Photo courtesy Ira Watkins, cropped and resized

Sights & Sounds is your weekly guide to the Bay Area arts scene. Ira Watkins, the new artist-in-residence at Hunters Point Shipyard Studios, will be showing his work on October 14 and 15 during the Shipyard's Fall Open Studios. He told KALW’s Jen Chien about three fantastic arts events happening around the Bay this week.

Photo courtesy Hospitality House

The Community Arts Program at Hospitality House in the Tenderloin in San Francisco offers free classes in their fine art studio three times a week for anyone in the neighborhood, including workshops on Photoshop, ceramics, drawing and framing. There are open studio hours every weekday, with classes every Tuesday, Thursday and Friday. Hospitality House is also celebrating their 50th anniversary this year and will be holding a celebration on October 12 at War Memorial in San Francisco.

 

WATKINS: "Their program at the time, which is still there today, anyone can drop in. And they have different media that…they can give you according to your experience in the art."

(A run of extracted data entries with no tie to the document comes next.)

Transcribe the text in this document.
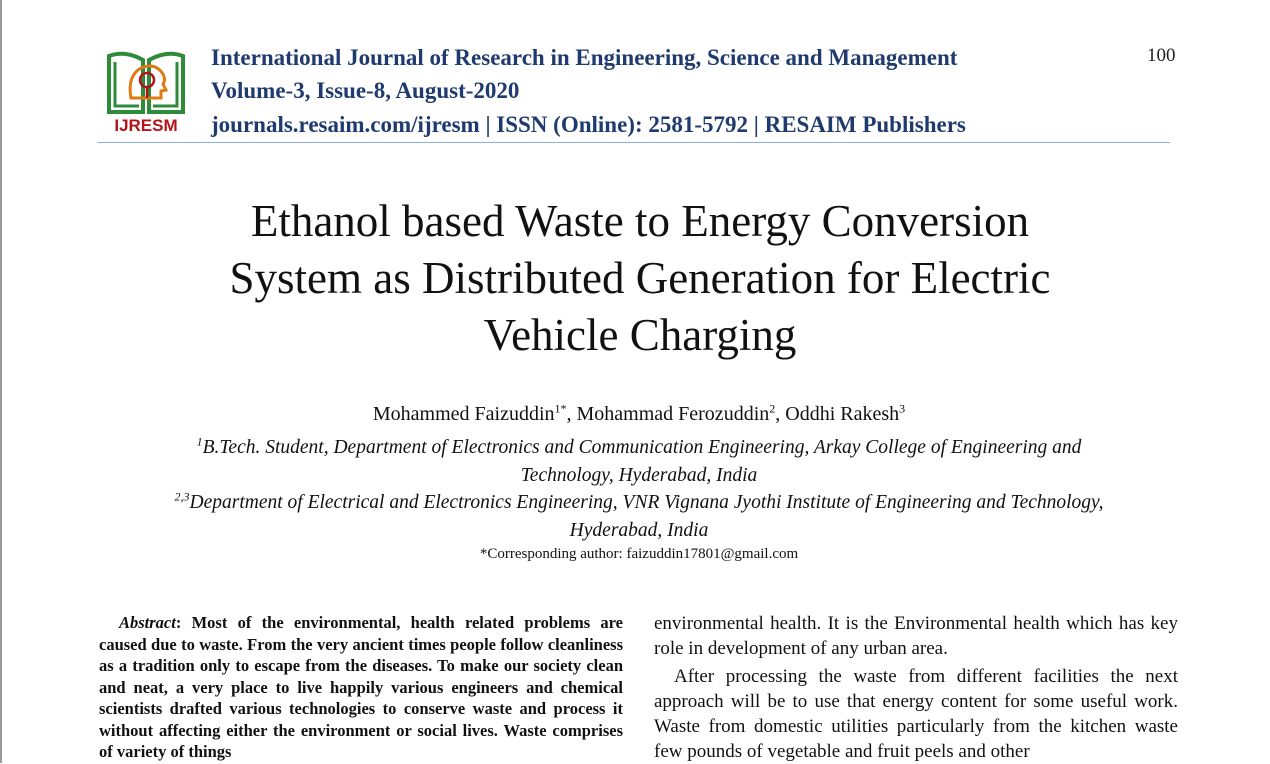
IJRESM
International Journal of Research in Engineering, Science and Management
Volume-3, Issue-8, August-2020
journals.resaim.com/ijresm | ISSN (Online): 2581-5792 | RESAIM Publishers
100
Ethanol based Waste to Energy Conversion
System as Distributed Generation for Electric
Vehicle Charging
Mohammed Faizuddin$^{1*}$, Mohammad Ferozuddin$^2$, Oddhi Rakesh$^3$
$^1$B.Tech. Student, Department of Electronics and Communication Engineering, Arkay College of Engineering and Technology, Hyderabad, India
$^{2,3}$Department of Electrical and Electronics Engineering, VNR Vignana Jyothi Institute of Engineering and Technology, Hyderabad, India
*Corresponding author: faizuddin17801@gmail.com
Abstract: Most of the environmental, health related problems are caused due to waste. From the very ancient times people follow cleanliness as a tradition only to escape from the diseases. To make our society clean and neat, a very place to live happily various engineers and chemical scientists drafted various technologies to conserve waste and process it without affecting either the environment or social lives. Waste comprises of variety of things

environmental health. It is the Environmental health which has key role in development of any urban area.

After processing the waste from different facilities the next approach will be to use that energy content for some useful work. Waste from domestic utilities particularly from the kitchen waste few pounds of vegetable and fruit peels and other
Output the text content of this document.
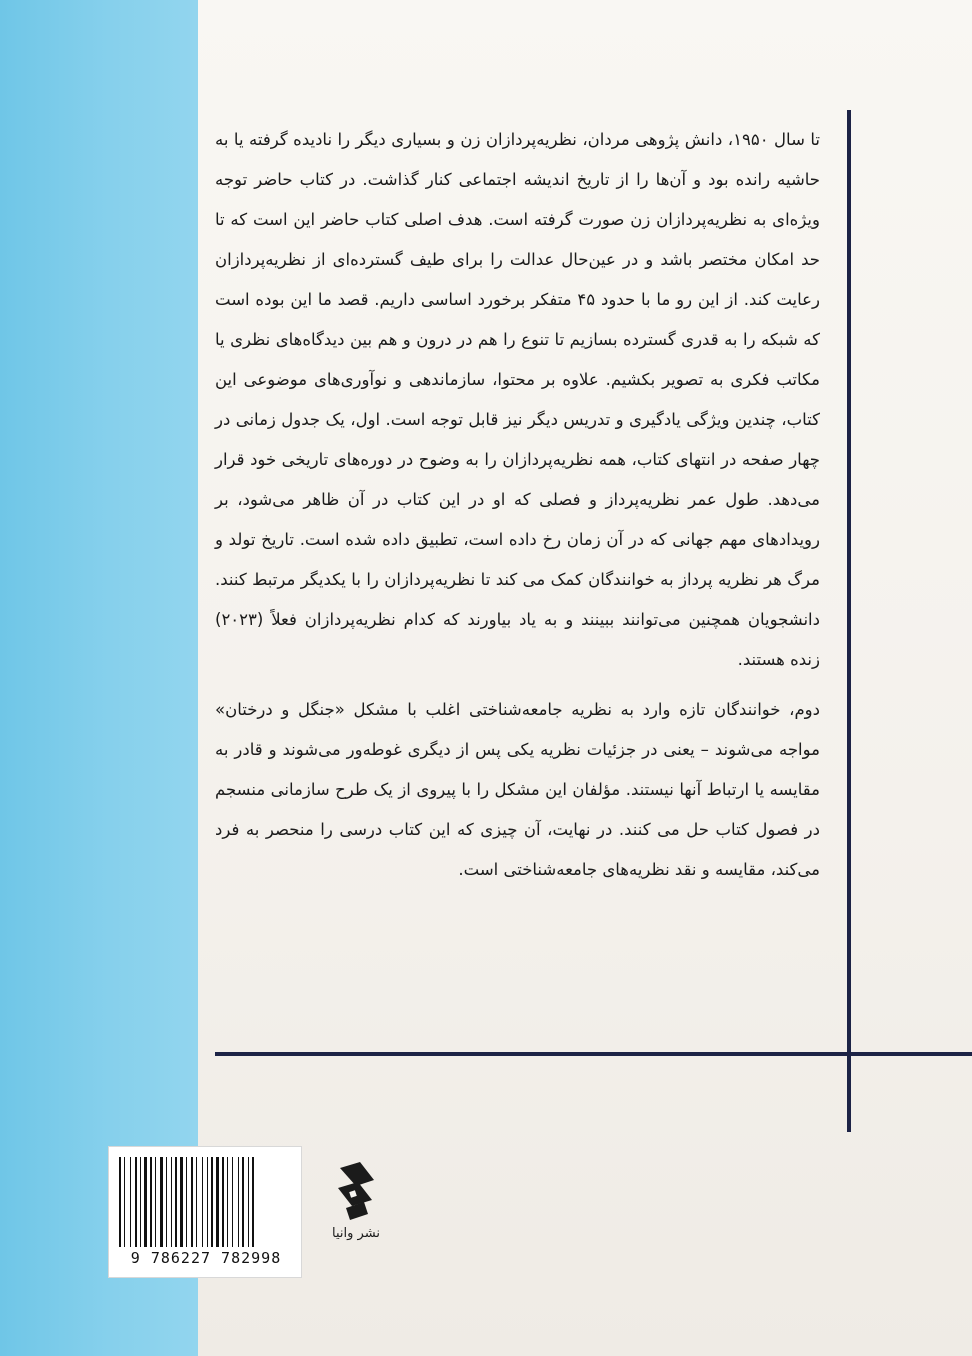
تا سال ۱۹۵۰، دانش پژوهی مردان، نظریه‌پردازان زن و بسیاری دیگر را نادیده گرفته یا به حاشیه رانده بود و آن‌ها را از تاریخ اندیشه اجتماعی کنار گذاشت. در کتاب حاضر توجه ویژه‌ای به نظریه‌پردازان زن صورت گرفته است. هدف اصلی کتاب حاضر این است که تا حد امکان مختصر باشد و در عین‌حال عدالت را برای طیف گسترده‌ای از نظریه‌پردازان رعایت کند. از این رو ما با حدود ۴۵ متفکر برخورد اساسی داریم. قصد ما این بوده است که شبکه را به قدری گسترده بسازیم تا تنوع را هم در درون و هم بین دیدگاه‌های نظری یا مکاتب فکری به تصویر بکشیم. علاوه بر محتوا، سازماندهی و نوآوری‌های موضوعی این کتاب، چندین ویژگی یادگیری و تدریس دیگر نیز قابل توجه است. اول، یک جدول زمانی در چهار صفحه در انتهای کتاب، همه نظریه‌پردازان را به وضوح در دوره‌های تاریخی خود قرار می‌دهد. طول عمر نظریه‌پرداز و فصلی که او در این کتاب در آن ظاهر می‌شود، بر رویدادهای مهم جهانی که در آن زمان رخ داده است، تطبیق داده شده است. تاریخ تولد و مرگ هر نظریه پرداز به خوانندگان کمک می کند تا نظریه‌پردازان را با یکدیگر مرتبط کنند. دانشجویان همچنین می‌توانند ببینند و به یاد بیاورند که کدام نظریه‌پردازان فعلاً (۲۰۲۳) زنده هستند.

دوم، خوانندگان تازه وارد به نظریه جامعه‌شناختی اغلب با مشکل «جنگل و درختان» مواجه می‌شوند – یعنی در جزئیات نظریه یکی پس از دیگری غوطه‌ور می‌شوند و قادر به مقایسه یا ارتباط آنها نیستند. مؤلفان این مشکل را با پیروی از یک طرح سازمانی منسجم در فصول کتاب حل می کنند. در نهایت، آن چیزی که این کتاب درسی را منحصر به فرد می‌کند، مقایسه و نقد نظریه‌های جامعه‌شناختی است.

9 786227 782998
نشر وانیا
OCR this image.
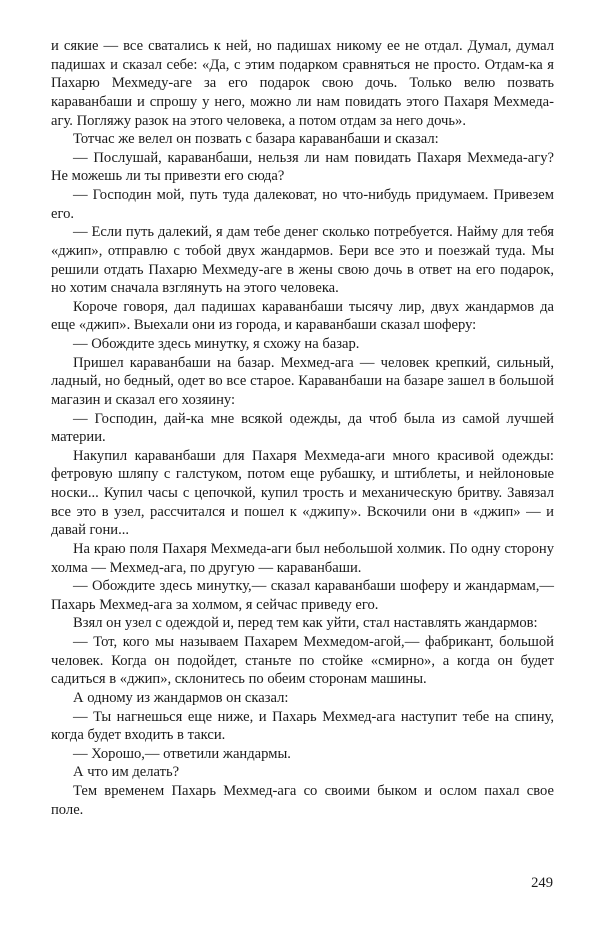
и сякие — все сватались к ней, но падишах никому ее не отдал. Думал, думал падишах и сказал себе: «Да, с этим подарком сравняться не просто. Отдам-ка я Пахарю Мехмеду-аге за его подарок свою дочь. Только велю позвать караванбаши и спрошу у него, можно ли нам повидать этого Пахаря Мехмеда-агу. Погляжу разок на этого человека, а потом отдам за него дочь».

Тотчас же велел он позвать с базара караванбаши и сказал:

— Послушай, караванбаши, нельзя ли нам повидать Пахаря Мехмеда-агу? Не можешь ли ты привезти его сюда?

— Господин мой, путь туда далековат, но что-нибудь придумаем. Привезем его.

— Если путь далекий, я дам тебе денег сколько потребуется. Найму для тебя «джип», отправлю с тобой двух жандармов. Бери все это и поезжай туда. Мы решили отдать Пахарю Мехмеду-аге в жены свою дочь в ответ на его подарок, но хотим сначала взглянуть на этого человека.

Короче говоря, дал падишах караванбаши тысячу лир, двух жандармов да еще «джип». Выехали они из города, и караванбаши сказал шоферу:

— Обождите здесь минутку, я схожу на базар.

Пришел караванбаши на базар. Мехмед-ага — человек крепкий, сильный, ладный, но бедный, одет во все старое. Караванбаши на базаре зашел в большой магазин и сказал его хозяину:

— Господин, дай-ка мне всякой одежды, да чтоб была из самой лучшей материи.

Накупил караванбаши для Пахаря Мехмеда-аги много красивой одежды: фетровую шляпу с галстуком, потом еще рубашку, и штиблеты, и нейлоновые носки... Купил часы с цепочкой, купил трость и механическую бритву. Завязал все это в узел, рассчитался и пошел к «джипу». Вскочили они в «джип» — и давай гони...

На краю поля Пахаря Мехмеда-аги был небольшой холмик. По одну сторону холма — Мехмед-ага, по другую — караванбаши.

— Обождите здесь минутку,— сказал караванбаши шоферу и жандармам,— Пахарь Мехмед-ага за холмом, я сейчас приведу его.

Взял он узел с одеждой и, перед тем как уйти, стал наставлять жандармов:

— Тот, кого мы называем Пахарем Мехмедом-агой,— фабрикант, большой человек. Когда он подойдет, станьте по стойке «смирно», а когда он будет садиться в «джип», склонитесь по обеим сторонам машины.

А одному из жандармов он сказал:

— Ты нагнешься еще ниже, и Пахарь Мехмед-ага наступит тебе на спину, когда будет входить в такси.

— Хорошо,— ответили жандармы.

А что им делать?

Тем временем Пахарь Мехмед-ага со своими быком и ослом пахал свое поле.

249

The Dr. George W. Davis Senior Center is a hub for seniors and persons with disabilities in the Bayview Hunters Point community to connect with each other. The Senior Center also hosts free workshops and classes for residents and people in the neighborhood, like jewelry-making and crocheting classes. The cafe inside hosts a gift shop that sells those handmade items, like jewelry, scarves, t-shirts, and hats.

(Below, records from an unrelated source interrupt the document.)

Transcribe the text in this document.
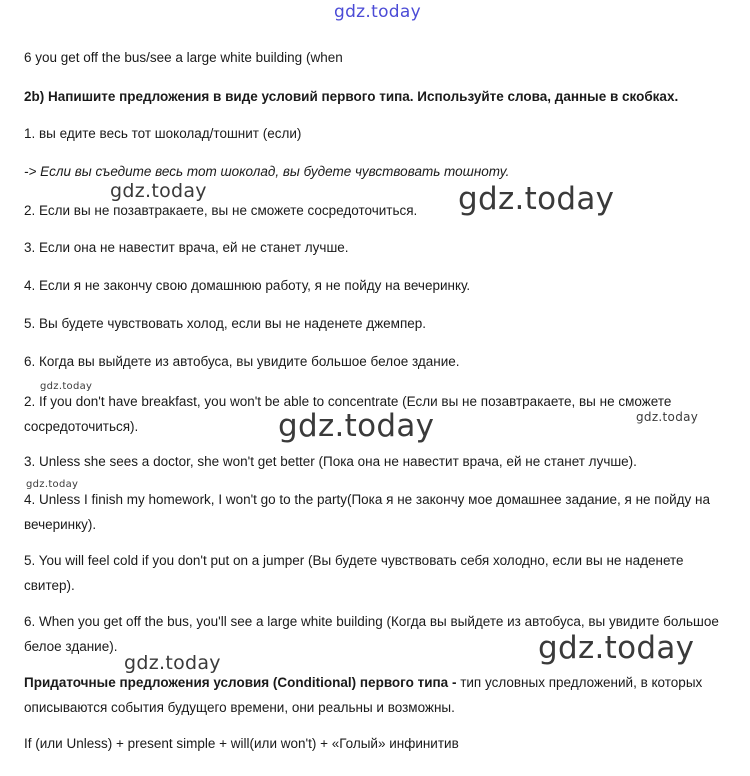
gdz.today
gdz.today	gdz.today
gdz.today
gdz.today
gdz.today
gdz.today
gdz.today
gdz.today
6 you get off the bus/see a large white building (when
2b) Напишите предложения в виде условий первого типа. Используйте слова, данные в скобках.
1. вы едите весь тот шоколад/тошнит (если)
-> Если вы съедите весь тот шоколад, вы будете чувствовать тошноту.
2. Если вы не позавтракаете, вы не сможете сосредоточиться.
3. Если она не навестит врача, ей не станет лучше.
4. Если я не закончу свою домашнюю работу, я не пойду на вечеринку.
5. Вы будете чувствовать холод, если вы не наденете джемпер.
6. Когда вы выйдете из автобуса, вы увидите большое белое здание.
2. If you don't have breakfast, you won't be able to concentrate (Если вы не позавтракаете, вы не сможете сосредоточиться).
3. Unless she sees a doctor, she won't get better (Пока она не навестит врача, ей не станет лучше).
4. Unless I finish my homework, I won't go to the party(Пока я не закончу мое домашнее задание, я не пойду на вечеринку).
5. You will feel cold if you don't put on a jumper (Вы будете чувствовать себя холодно, если вы не наденете свитер).
6. When you get off the bus, you'll see a large white building (Когда вы выйдете из автобуса, вы увидите большое белое здание).
Придаточные предложения условия (Conditional) первого типа - тип условных предложений, в которых описываются события будущего времени, они реальны и возможны.
If (или Unless) + present simple + will(или won't) + «Голый» инфинитив
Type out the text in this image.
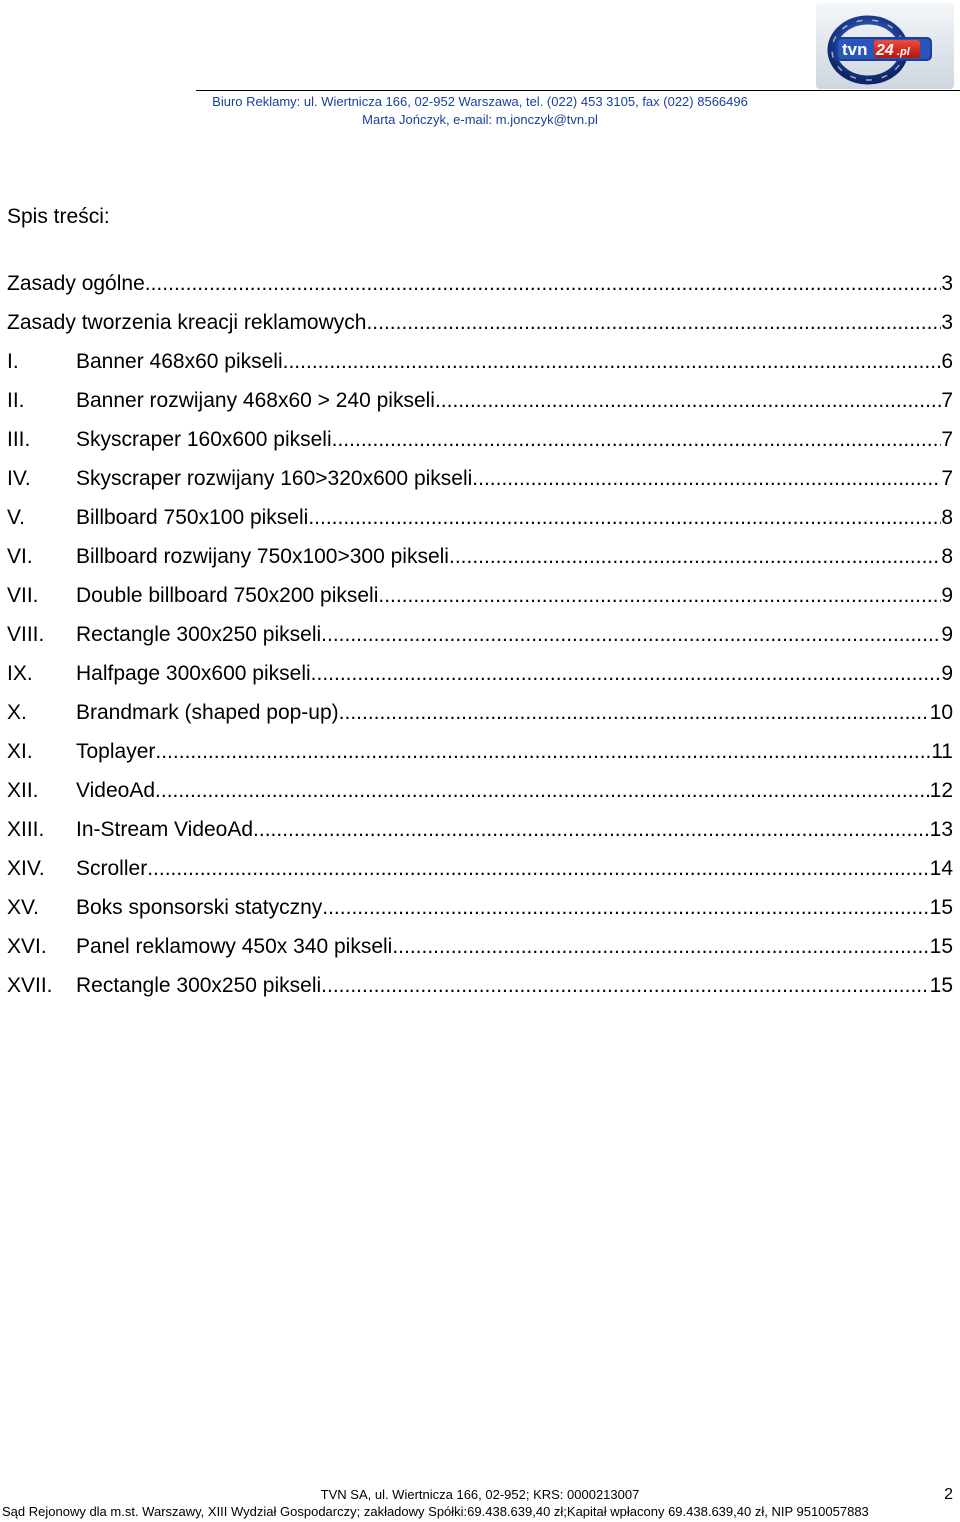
tvn 24 .pl
Biuro Reklamy: ul. Wiertnicza 166, 02-952 Warszawa, tel. (022) 453 3105, fax (022) 8566496
Marta Jończyk, e-mail: m.jonczyk@tvn.pl
Spis treści:
Zasady ogólne .....	3
Zasady tworzenia kreacji reklamowych .....	3
I.	Banner 468x60 pikseli .....	6
II.	Banner rozwijany 468x60 > 240 pikseli .....	7
III.	Skyscraper 160x600 pikseli .....	7
IV.	Skyscraper rozwijany 160>320x600 pikseli .....	7
V.	Billboard 750x100 pikseli .....	8
VI.	Billboard rozwijany 750x100>300 pikseli .....	8
VII.	Double billboard 750x200 pikseli .....	9
VIII.	Rectangle 300x250 pikseli .....	9
IX.	Halfpage 300x600 pikseli .....	9
X.	Brandmark (shaped pop-up) .....	10
XI.	Toplayer .....	11
XII.	VideoAd .....	12
XIII.	In-Stream VideoAd .....	13
XIV.	Scroller .....	14
XV.	Boks sponsorski statyczny .....	15
XVI.	Panel reklamowy 450x 340 pikseli .....	15
XVII.	Rectangle 300x250 pikseli .....	15
TVN SA, ul. Wiertnicza 166, 02-952; KRS: 0000213007
Sąd Rejonowy dla m.st. Warszawy, XIII Wydział Gospodarczy; zakładowy Spółki:69.438.639,40 zł;Kapitał wpłacony 69.438.639,40 zł, NIP 9510057883
2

Home: The Dr. George W. Davis Senior Center and Residence from https://vimeo.com/dbarchitect">David Baker Architects on Vimeo.

WATKINS: “Anyone can come in and get involved in any of these activities that they have from exercise to computer and the jewelry class.”

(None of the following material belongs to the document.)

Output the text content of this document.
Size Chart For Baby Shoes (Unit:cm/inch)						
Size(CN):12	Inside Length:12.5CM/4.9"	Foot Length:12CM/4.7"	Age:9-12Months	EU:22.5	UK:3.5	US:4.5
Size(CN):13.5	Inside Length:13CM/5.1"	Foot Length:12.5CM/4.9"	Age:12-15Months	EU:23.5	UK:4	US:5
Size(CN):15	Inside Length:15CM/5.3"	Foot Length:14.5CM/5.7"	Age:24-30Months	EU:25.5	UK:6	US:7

Photo courtesy Asian Art Museum

The Art/Lit Living Innovation Zone is in the space between the main branch of the San Francisco Public Library and the Asian Art Museum in Civic Center. It’s part of a city initiative to “revive underutilized public spaces” and was designed by youth artists from the Youth Art Exchange. The site features an 18-foot dragon sculpture and a rotating mural. The most recent mural was a combination of floral imagery and poetry, and the next mural, Sticky Questions, will be installed on October 15. The project invites people to respond to questions on squares of paper that will cover the mural wall.

WATKINS: “This dragon is not one cut out piece of wood, this dragon is like vertebrae ... and each one of these is one of these youngsters’ interpretation, although it all fits into the dragon.”